In PTSD spontaneous relearning fails to occur. Charney proposes that this may be due to the brain changes of PTSD, which are so strong that, in effect, the amygdala hijacking occurs every time something even vaguely reminiscent of the original trauma comes along, strengthening the fear pathway. This means that there is never a time when what is feared is paired with a feeling of calm—the amygdala never relearns a more mild reaction. "Extinction" of the fear, he observes, "appears to involve an active learning process," which is itself impaired in people with PTSD, "leading to the abnormal persistence of emotional memories."14
But given the right experiences, even PTSD can lift; strong emotional memories, and the patterns of thought and reaction that they trigger, can change with time. This relearning, Charney proposes, is cortical. The original fear ingrained in the amygdala does not go away completely; rather, the prefrontal cortex actively suppresses the amygdala's command to the rest of the brain to respond with fear.

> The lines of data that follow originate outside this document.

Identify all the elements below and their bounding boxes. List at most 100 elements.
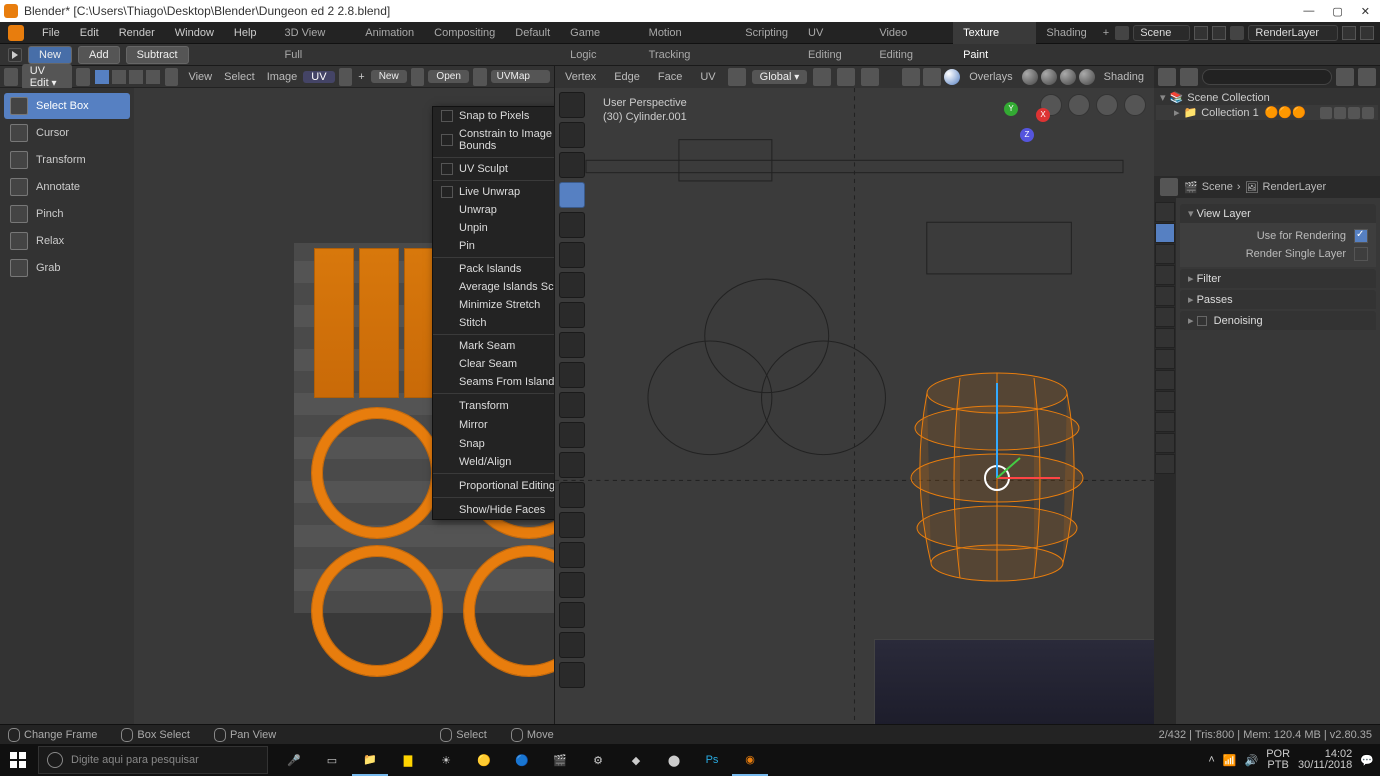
renderlayer-pin[interactable] [1342,26,1356,40]
overlays-dropdown[interactable] [944,69,960,85]
tray-volume-icon[interactable]: 🔊 [1245,754,1259,767]
scene-delete[interactable] [1212,26,1226,40]
workspace-tab-motion-tracking[interactable]: Motion Tracking [639,22,736,44]
uvmenu-stitch[interactable]: StitchV [433,314,554,332]
mode-subtract-button[interactable]: Subtract [126,46,189,64]
tool-pinch[interactable]: Pinch [4,201,130,227]
uvmenu-seams-from-islands[interactable]: Seams From Islands [433,373,554,391]
tool-select-box[interactable]: Select Box [4,93,130,119]
pin-icon[interactable] [473,68,487,86]
mode-add-button[interactable]: Add [78,46,120,64]
uv-menu-view[interactable]: View [182,71,218,83]
uv-menu-image[interactable]: Image [261,71,304,83]
snap-icon[interactable] [837,68,855,86]
tab-constraints-icon[interactable] [1155,391,1175,411]
uvmenu-mirror[interactable]: Mirror▸ [433,415,554,434]
add-workspace-button[interactable]: + [1097,27,1115,39]
notification-icon[interactable]: 💬 [1360,754,1374,767]
outliner-tree[interactable]: ▾ 📚 Scene Collection ▸ 📁 Collection 1 🟠🟠… [1154,88,1380,176]
tool-cursor[interactable]: Cursor [4,120,130,146]
sticky-select-icon[interactable] [165,68,179,86]
overlay-toggle-icon[interactable] [923,68,941,86]
gear-icon[interactable]: ⚙ [580,744,616,776]
render-single-layer-row[interactable]: Render Single Layer [1188,245,1368,263]
renderlayer-delete[interactable] [1360,26,1374,40]
uvmenu-snap[interactable]: Snap▸ [433,434,554,453]
shading-label[interactable]: Shading [1098,71,1150,83]
shading-solid-icon[interactable] [1041,69,1057,85]
workspace-tab-shading[interactable]: Shading [1036,22,1096,44]
uvmenu-clear-seam[interactable]: Clear Seam [433,355,554,373]
tab-object-icon[interactable] [1155,307,1175,327]
uv-menu-select[interactable]: Select [218,71,261,83]
open-image-button[interactable]: Open [428,70,468,83]
image-linked-icon[interactable] [339,68,353,86]
chrome-icon[interactable]: 🟡 [466,744,502,776]
tab-world-icon[interactable] [1155,286,1175,306]
uvmenu-weld-align[interactable]: Weld/AlignShift W ▸ [433,453,554,471]
uvmenu-pack-islands[interactable]: Pack Islands [433,260,554,278]
uvmenu-unpin[interactable]: UnpinAlt P [433,219,554,237]
workspace-tab-texture-paint[interactable]: Texture Paint [953,22,1036,44]
tab-output-icon[interactable] [1155,223,1175,243]
passes-panel-header[interactable]: Passes [1180,290,1376,309]
uvmenu-uv-sculpt[interactable]: UV Sculpt [433,160,554,178]
tab-texture-icon[interactable] [1155,454,1175,474]
outliner-new-collection-icon[interactable] [1358,68,1376,86]
explorer-taskbar-icon[interactable]: 📁 [352,744,388,776]
outliner-filter-icon[interactable] [1336,68,1354,86]
uvmenu-show-hide-faces[interactable]: Show/Hide Faces▸ [433,500,554,519]
menu-render[interactable]: Render [109,27,165,39]
use-for-rendering-checkbox[interactable] [1354,229,1368,243]
language-indicator[interactable]: PORPTB [1266,749,1290,771]
app-icon[interactable]: 🔵 [504,744,540,776]
workspace-tab-animation[interactable]: Animation [355,22,424,44]
blender-taskbar-icon[interactable]: ◉ [732,744,768,776]
outliner-collection-item[interactable]: ▸ 📁 Collection 1 🟠🟠🟠 [1156,105,1378,120]
tool-relax[interactable]: Relax [4,228,130,254]
properties-editor-icon[interactable] [1160,178,1178,196]
tab-scene-icon[interactable] [1155,265,1175,285]
uvmenu-snap-to-pixels[interactable]: Snap to PixelsShift Tab [433,107,554,125]
prop-edit-icon[interactable] [861,68,879,86]
start-button[interactable] [0,744,36,776]
sel-mode-face[interactable]: Face [652,71,688,83]
sync-icon[interactable] [76,68,90,86]
viewport-canvas[interactable]: User Perspective (30) Cylinder.001 [555,88,1154,744]
tray-network-icon[interactable]: 📶 [1223,754,1237,767]
play-icon[interactable] [8,48,22,62]
movies-icon[interactable]: 🎬 [542,744,578,776]
weather-icon[interactable]: ☀ [428,744,464,776]
clock[interactable]: 14:0230/11/2018 [1298,749,1352,771]
orient-icon[interactable] [728,68,746,86]
use-for-rendering-row[interactable]: Use for Rendering [1188,227,1368,245]
uvmenu-minimize-stretch[interactable]: Minimize Stretch [433,296,554,314]
tab-render-icon[interactable] [1155,202,1175,222]
photoshop-icon[interactable]: Ps [694,744,730,776]
workspace-tab-uv-editing[interactable]: UV Editing [798,22,869,44]
workspace-tab-game-logic[interactable]: Game Logic [560,22,639,44]
uvmenu-mark-seam[interactable]: Mark Seam [433,337,554,355]
task-view-button[interactable]: ▭ [314,744,350,776]
menu-help[interactable]: Help [224,27,267,39]
overlays-label[interactable]: Overlays [963,71,1018,83]
tool-grab[interactable]: Grab [4,255,130,281]
unity-icon[interactable]: ◆ [618,744,654,776]
outliner-editor-icon[interactable] [1158,68,1176,86]
outliner-scene-collection[interactable]: ▾ 📚 Scene Collection [1156,90,1378,105]
maximize-button[interactable]: ▢ [1332,5,1342,18]
tab-modifier-icon[interactable] [1155,328,1175,348]
view-layer-panel-header[interactable]: View Layer [1180,204,1376,223]
uvmap-selector[interactable]: UVMap [491,70,550,83]
gizmo-toggle-icon[interactable] [902,68,920,86]
cortana-button[interactable]: 🎤 [276,744,312,776]
sel-mode-uv[interactable]: UV [694,71,721,83]
uvmenu-average-islands-scale[interactable]: Average Islands Scale [433,278,554,296]
uv-mode-dropdown[interactable]: UV Edit ▾ [22,64,72,90]
outliner-display-icon[interactable] [1180,68,1198,86]
open-image-icon[interactable] [411,68,425,86]
tab-particles-icon[interactable] [1155,349,1175,369]
uv-select-mode[interactable] [94,69,161,85]
uvmenu-proportional-editing[interactable]: Proportional Editing▸ [433,476,554,495]
sel-mode-edge[interactable]: Edge [608,71,646,83]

"The question is, how quickly do you let go of learned fear?" asks Richard Davidson, the University of Wisconsin psychologist who discovered the role of the left prefrontal cortex as a damper on distress. In a laboratory experiment in which people first learned an aversion to a loud noise—a paradigm for learned fear, and a lower-key parallel of PTSD—Davidson found that people who had more activity in the left prefrontal cortex got over the acquired fear more quickly, again suggesting a cortical role in letting go of learned distress.15
REEDUCATING THE EMOTIONAL BRAIN
One of the more encouraging findings about PTSD came from a study of Holocaust survivors, about three quarters of whom were found to have active PTSD symptoms even a half century later. The positive finding was that a quarter of the survivors who once had been troubled by such symptoms no longer had them; somehow the natural events of their lives had counteracted the problem. Those who still had the symptoms showed evidence of the catecholamine-related brain changes typical of PTSD—but those who had recovered had no such changes.16 This finding, and others like it, hold out the promise that the brain changes in PTSD are not indelible, and that people can recover from even the most dire emotional imprinting—in short, that the emotional circuitry can be reeducated. The good news, then, is that traumas as profound as those causing PTSD can heal, and that the route to such healing is through relearning.